Friday, December 17, 2004

Aharonian sues for software patents

IP consultant and patent advocate extraordinaire Greg Aharonian has presented a lawsuit to attempt to get a court to determine that copyright doesn't protect software adequately and that patents are sufficient protection. Aharonian edits the popular and interesting site Patenting Art, and publishes an email newsletter. It is difficult to tell if this is just a ploy or if he is serious, but Technollama promises to find out. It seems evident that he is making his claim based solely in the American developments for software patents, while many other countries are happy with copyright protection.

New issue of SCRIPT-ed

The new issue of SCRIPT-ed is now online. This issue covers a good range of issues, including an analysis of the German case that has declared the validity of the GPL.

Saturday, December 11, 2004

US Supreme Court readies P2P debate

This is where the great battle of our time will be fought. The P2P debate in the US Supreme Court is upon us, a case that will probably shape the near future of the legal validity of sharing networks.
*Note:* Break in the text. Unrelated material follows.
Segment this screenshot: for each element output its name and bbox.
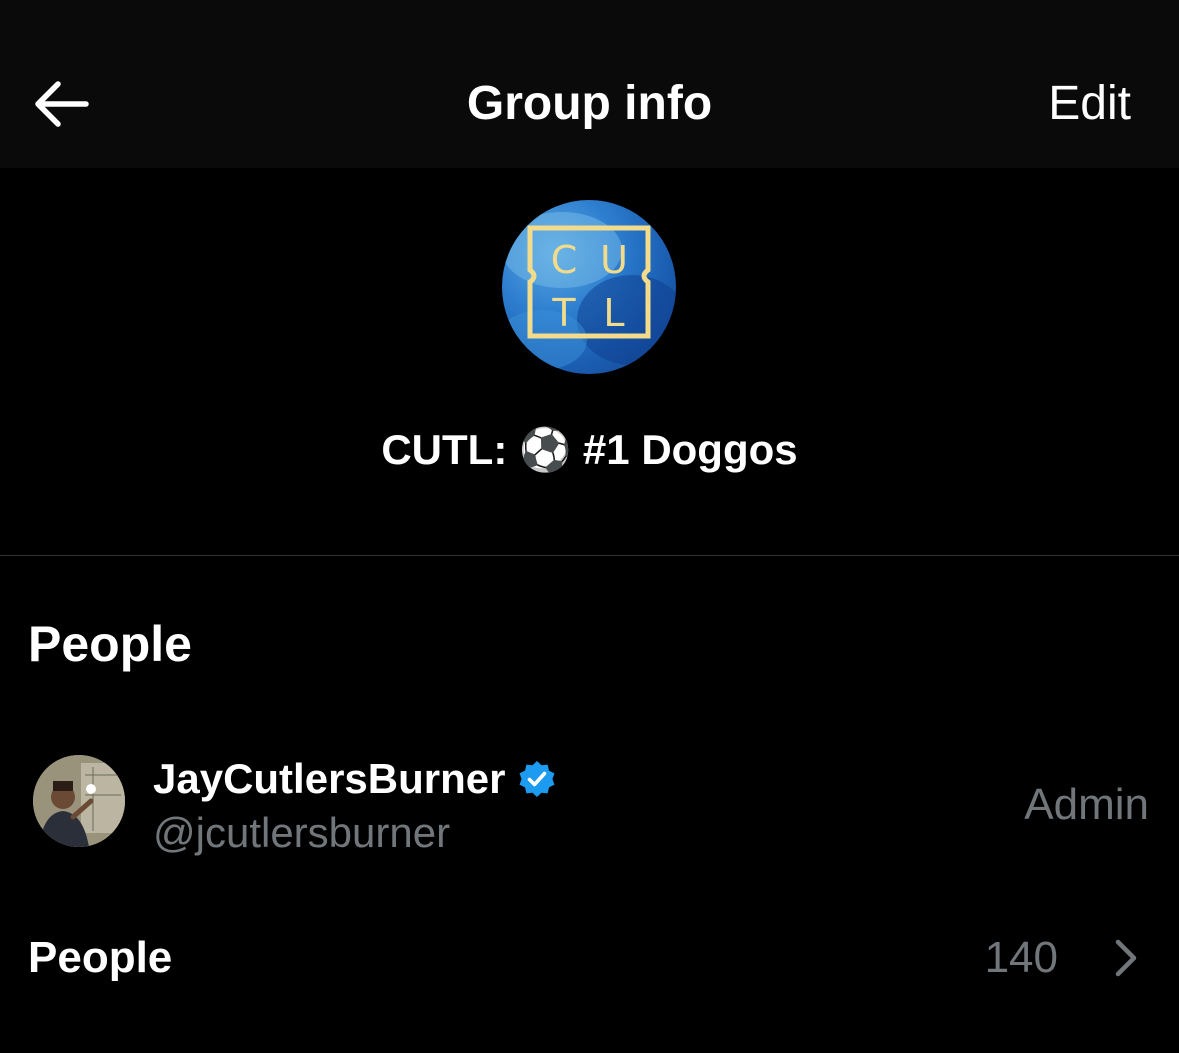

But one must say that sharing will go on regardless of the ruling, BitTorrent is not under scrutiny here.

Costa Rican canopy tour patent troubles

Some local news from Costa Rica. The weirdest patent claim has made some of the news over here, after a Canadian patented and claimed the ownership of the "canopy tours", a great way to travel on the top of the rainforest to see the wildlife from close range. The problem is that we Costa Ricans have been using similar technologies for more than a century, which sort of invalidates any novelty claims. Besides, there is a dubious claim of patentability of business methods in Costa Rica. Now, the SALA IV (the Costa Rican constitutional court) has ruled that the patent was invalid.

Great news for canopy tour lovers.

Saturday, December 04, 2004


Sunny Costa Rica is great this time of year, so I will be heading down there for my holidays tomorrow. Updates will be few and far between.

Marvel sues City of Heroes

This is a great article by Fred von Lohmann about the surreal case of Marvel suing the makers of the popular "City of Heroes" MMORPG game. Marvel complains that City of Heroes is guilty of contributory infringement of copyright and trademark because some players in their site are creating characters that resemble Marvel heroes, such as Wolverine, Hulk and Spider-man. The argument is so ridiculous that it should not require any analysis. What is the damage to the brands if there are some gamers who also like Marvel comic characters and want to generate an avatar that resembles their hero? This is one of those cases in which abuse of IP serves only to provide bad PR for the company involved.

Marvel should not mess with comic-book geeks.

Digital trail

This is an excellent article by Regina Lynn about the dangers of Google and leaving a digital trail. We are increasingly leaving a digital footprint that tells people about our interests, opinions and tastes. People can Google and find some amazing details about who you really are. It makes one think what the world thinks of us, and everybody has googled themselves at one time or another.

Friday, December 03, 2004

Cheap Windows targets Asian markets

Reuters reports that Microsoft is targetting its cheap (sorry, "low cost") version of Windows XP to Asian markets. The stated purpose of this is to try to make Windows more appealing in emerging markets. The real reasons are: to hook home users into Windows, to try to stop the rampant piracy in Asia, and to try to redress the rise of Linux in that part of the world.

I pity the poor people who get this. If Windows XP is buggy (SP2 Anyone?), what will a cheap version look like?

Isn't wireless wonderful?

Technollama is coming to you today from the Playfair Library, where we are attending the very interesting conference named "Towards Utopia or Irreconcilable Tensions: the interface between intellectual property, competition and human rights". More reports later, but I am hoping to load the powerpoints from some of the talks later on.

Open Biotechnology

This is an interesting article in the excellent WorldChanging blog. The article looks at the possibility of using open source models in drugs and biotechnology. Although the article cites many of the possible uses for the technology, it fails to mention that the reason why this is still in "planning stages", or "gathering interest" and not in the licence drafting stage is that it is extremely difficult to translate the open source model into biotechnology.

Thursday, December 02, 2004

The year of the blog

2004 has been the year of the blog. The BBC reports that the word "blog" has now been included in the Merriam-Webster dictionary. The definition reads: "BLOG noun [short for Weblog] (1999) : a Web site that contains an online personal journal with reflections, comments, and often hyperlinks provided by the writer."

Contrast that with Wikipedia's entry. I think that this is similar to the difference between the Encyclopedia Galactica and the Hitchhikers' Guide to the Galaxy on the subject of Pan-Galactic Gargle Blasters.

Wednesday, December 01, 2004

Digital divide in the U.S.

This is a rather good report in The Register that talks about the digital divide in the United States, where internet access is still the realm of the high-income white guy. The idea of the cosmopolitan world wide web is still a fantasy, as the average netizen tends to be American white guys.